Kingsmill massacre: Government attacks claims it is 'standing in the way' of inquest

The Irish government said it had even introduced new legislation just so it could help in this case.

THE IRISH GOVERNMENT has hit back strongly at suggestions from DUP leader Arlene Foster that it is “standing in the way of closure” for the families of those killed in the Kingsmill massacre in 1976.

Speaking last night, Foster said that she was “disappointed with the Irish government” that there had been delays in handing over documents related to the case, and that it had “dragged on for long enough”, reports the Belfast Telegraph.

In a statement this afternoon, a government spokesperson said that any suggestion that there is an unwillingness on behalf of the Irish government to assist in the inquest into Kingsmill “would be unfounded”.

The spokesperson said that the government “has taken unprecedented legal measures to facilitate” cooperation with authorities in the North and to deliver on its commitment to sharing information.

The fact that the Northern Ireland Coroner is not a “criminal justice agency” means that the body does not have “jurisdiction to avail of international law on mutual legal assistance procedures”.

As a result, the Irish government introduced new legislation to allow it to cooperate with the inquest, the spokesperson said.

It was this legislation that allowed the transfer of material information from the gardaí to the Northern Ireland Coroner.

The spokesperson added that a number of cross-border meetings have taken place, most recently on 29 March, to how every effort can be made to assist with the inquest.

Every effort is being made to assist with a request received on 13 April 2017 from the coroner for further information, they concluded.

Families of the victims say they believe information that will be handed over by gardaí could create new leads to follow up in the case.


On 5 January 1976, a bus carrying textile workers was pulled over by men disguised as British soldiers.

They lined up the workers, asked them their religion, and allowed one to flee when he said he was a Catholic.

They shot the remaining 11 men, killing all except Alan Black, who survived despite being hit 18 times.
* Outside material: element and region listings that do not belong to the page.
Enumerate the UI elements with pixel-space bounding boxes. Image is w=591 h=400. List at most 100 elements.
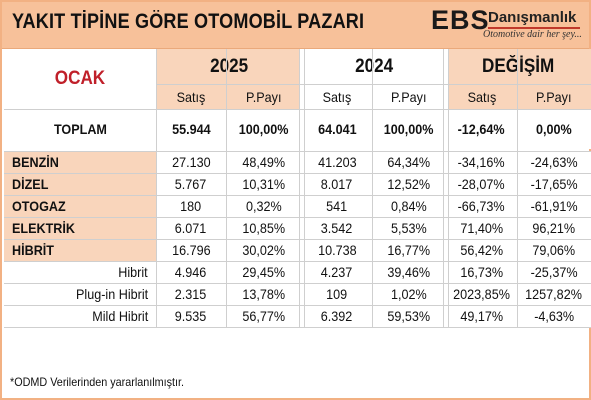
row-divider bbox=[4, 239, 591, 240]
subheader-2: Satış bbox=[302, 84, 372, 109]
period-label: OCAK bbox=[4, 49, 156, 109]
table-cell: -4,63% bbox=[517, 305, 591, 327]
table-cell: 16,73% bbox=[446, 261, 517, 283]
table-cell: 541 bbox=[302, 195, 372, 217]
table-cell: 9.535 bbox=[156, 305, 226, 327]
table-cell: 180 bbox=[156, 195, 226, 217]
table-cell: 5.767 bbox=[156, 173, 226, 195]
table-cell: -12,64% bbox=[446, 109, 517, 149]
table-cell: 96,21% bbox=[517, 217, 591, 239]
table-cell: 2.315 bbox=[156, 283, 226, 305]
table-cell: -25,37% bbox=[517, 261, 591, 283]
group-divider bbox=[299, 49, 300, 327]
table-cell: 2023,85% bbox=[446, 283, 517, 305]
row-divider bbox=[4, 151, 591, 152]
row-divider bbox=[156, 84, 591, 85]
table-cell: 4.237 bbox=[302, 261, 372, 283]
table-cell: 16.796 bbox=[156, 239, 226, 261]
column-divider bbox=[299, 49, 305, 327]
group-header-1: 2024 bbox=[302, 49, 446, 84]
row-divider bbox=[4, 261, 591, 262]
table-cell: 5,53% bbox=[372, 217, 446, 239]
table-cell: 79,06% bbox=[517, 239, 591, 261]
row-divider bbox=[4, 173, 591, 174]
table-cell: 12,52% bbox=[372, 173, 446, 195]
table-cell: 71,40% bbox=[446, 217, 517, 239]
table-cell: 49,17% bbox=[446, 305, 517, 327]
source-footnote: *ODMD Verilerinden yararlanılmıştır. bbox=[10, 375, 185, 389]
table-cell: 0,00% bbox=[517, 109, 591, 149]
table-cell: 39,46% bbox=[372, 261, 446, 283]
table-cell: 59,53% bbox=[372, 305, 446, 327]
column-divider bbox=[517, 49, 518, 327]
page-title: YAKIT TİPİNE GÖRE OTOMOBİL PAZARI bbox=[12, 10, 365, 33]
ebs-logo: EBS Danışmanlık Otomotive dair her şey..… bbox=[431, 5, 582, 42]
row-divider bbox=[4, 109, 591, 110]
group-divider bbox=[443, 49, 444, 327]
table-cell: -66,73% bbox=[446, 195, 517, 217]
subheader-1: P.Payı bbox=[226, 84, 302, 109]
subheader-4: Satış bbox=[446, 84, 517, 109]
column-divider bbox=[226, 49, 227, 327]
subheader-0: Satış bbox=[156, 84, 226, 109]
table-cell: 27.130 bbox=[156, 151, 226, 173]
table-cell: 6.392 bbox=[302, 305, 372, 327]
group-divider bbox=[448, 49, 449, 327]
table-cell: 6.071 bbox=[156, 217, 226, 239]
table-cell: 0,32% bbox=[226, 195, 302, 217]
subheader-3: P.Payı bbox=[372, 84, 446, 109]
row-label: TOPLAM bbox=[4, 109, 156, 149]
table-cell: 8.017 bbox=[302, 173, 372, 195]
table-cell: -61,91% bbox=[517, 195, 591, 217]
table-cell: 1,02% bbox=[372, 283, 446, 305]
table-cell: 30,02% bbox=[226, 239, 302, 261]
group-header-0: 2025 bbox=[156, 49, 302, 84]
row-label: OTOGAZ bbox=[4, 195, 156, 217]
column-divider bbox=[372, 49, 373, 327]
table-cell: 13,78% bbox=[226, 283, 302, 305]
table-cell: 10.738 bbox=[302, 239, 372, 261]
table-cell: -28,07% bbox=[446, 173, 517, 195]
table-cell: 64.041 bbox=[302, 109, 372, 149]
logo-underline bbox=[488, 27, 580, 29]
logo-mark: EBS bbox=[431, 5, 490, 35]
logo-brand: Danışmanlık bbox=[488, 9, 577, 26]
table-cell: 48,49% bbox=[226, 151, 302, 173]
row-label: Mild Hibrit bbox=[4, 305, 156, 327]
column-divider bbox=[156, 49, 157, 327]
table-cell: 55.944 bbox=[156, 109, 226, 149]
row-divider bbox=[4, 327, 591, 328]
row-divider bbox=[4, 305, 591, 306]
table-cell: 41.203 bbox=[302, 151, 372, 173]
table-cell: -34,16% bbox=[446, 151, 517, 173]
group-header-2: DEĞİŞİM bbox=[446, 49, 591, 84]
row-label: Hibrit bbox=[4, 261, 156, 283]
row-label: DİZEL bbox=[4, 173, 156, 195]
header-bar: YAKIT TİPİNE GÖRE OTOMOBİL PAZARI EBS Da… bbox=[2, 2, 589, 49]
table-cell: 56,77% bbox=[226, 305, 302, 327]
row-divider bbox=[4, 283, 591, 284]
table-cell: 29,45% bbox=[226, 261, 302, 283]
logo-slogan: Otomotive dair her şey... bbox=[483, 29, 582, 40]
row-label: Plug-in Hibrit bbox=[4, 283, 156, 305]
table-cell: -24,63% bbox=[517, 151, 591, 173]
column-divider bbox=[443, 49, 449, 327]
table-cell: 10,31% bbox=[226, 173, 302, 195]
table-cell: 100,00% bbox=[226, 109, 302, 149]
row-label: BENZİN bbox=[4, 151, 156, 173]
table-cell: 0,84% bbox=[372, 195, 446, 217]
table-cell: 16,77% bbox=[372, 239, 446, 261]
row-label: HİBRİT bbox=[4, 239, 156, 261]
group-divider bbox=[304, 49, 305, 327]
row-label: ELEKTRİK bbox=[4, 217, 156, 239]
table-cell: 1257,82% bbox=[517, 283, 591, 305]
row-divider bbox=[4, 195, 591, 196]
table-cell: 56,42% bbox=[446, 239, 517, 261]
table-cell: 109 bbox=[302, 283, 372, 305]
table-cell: 100,00% bbox=[372, 109, 446, 149]
subheader-5: P.Payı bbox=[517, 84, 591, 109]
table-cell: 64,34% bbox=[372, 151, 446, 173]
table-cell: 4.946 bbox=[156, 261, 226, 283]
table-cell: 3.542 bbox=[302, 217, 372, 239]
No one has ever been convicted of the massacre.

2011 inquiry found that the attackers were provisional IRA members using the “South Armagh Republican Action Force” as a front, due the fact that the IRA was officially on ceasefire at the time.

In February, a decision was made by the public prosecution service of Northern Ireland not to prosecute a man who was arrested on suspicion of the murder of the 10 people.

Outlining the decision, Assistant Director of Central Casework Michael Agnew said the PPS had given “careful consideration” to all of the evidence and applied the test for prosecution.

“We have concluded that there is no reasonable prospect of a conviction based on the available evidence,” he said.

“We are mindful of the disappointment that this decision will bring to the surviving victim and families of those who were killed. Although 41 years have passed since this atrocity, we are conscious that their pain endures.”